Se regardent. Je te tiens tu me tiens…  Qui lui explique à l’écrivain public, toi ou moi ?
On a le meilleur devant nous, lance-t-il avec malice.
Sur un carton blanc satiné, deux colombes en relief se bécotent.
On se marie !
Nos enfants, nos amis, comprennent pas.
Ça les dépasse.
Ça les blesse.
Ça leur fait peur.
Nous on n’a plus peur de rien !
Écho du carillon de sa voix. Main sur la bouche, surprise de son audace.
De quoi faudrait-il encore avoir peur ?

jeudi 16 mai 2013

Presque comme dans la chanson


Trop tard pour se défiler. Ils l’ont vue. Ils sourient. Et, réflexe idiot, elle sourit aussi.
Là au milieu des invités, avec Sébastien, c’est Marc, Marc Langlois ! Son soupirant des années lycée.

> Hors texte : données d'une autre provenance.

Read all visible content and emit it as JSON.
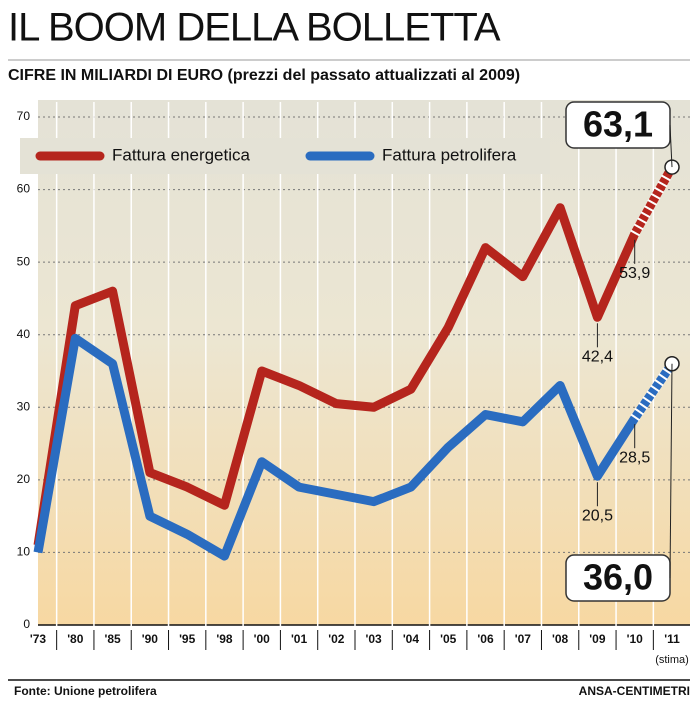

Un brun trop maigre et trop timide qui durant trois ans s’était assis derrière elle en classe, amoureux toujours éconduit toujours éperdu.
Il a visiblement gagné en aisance Marc, et plus encore en corpulence. Et les cheveux, les cheveux… plus un si bien qu’un instant elle se demande si il les avait vraiment bruns.
Marc Langlois, chauve et bedonnant. Ce que les ans nous infligent !
Quoiqu’il n’ait pas été épargné, elle le remet sans hésitation. Il sourit. Il l’a reconnue aussitôt.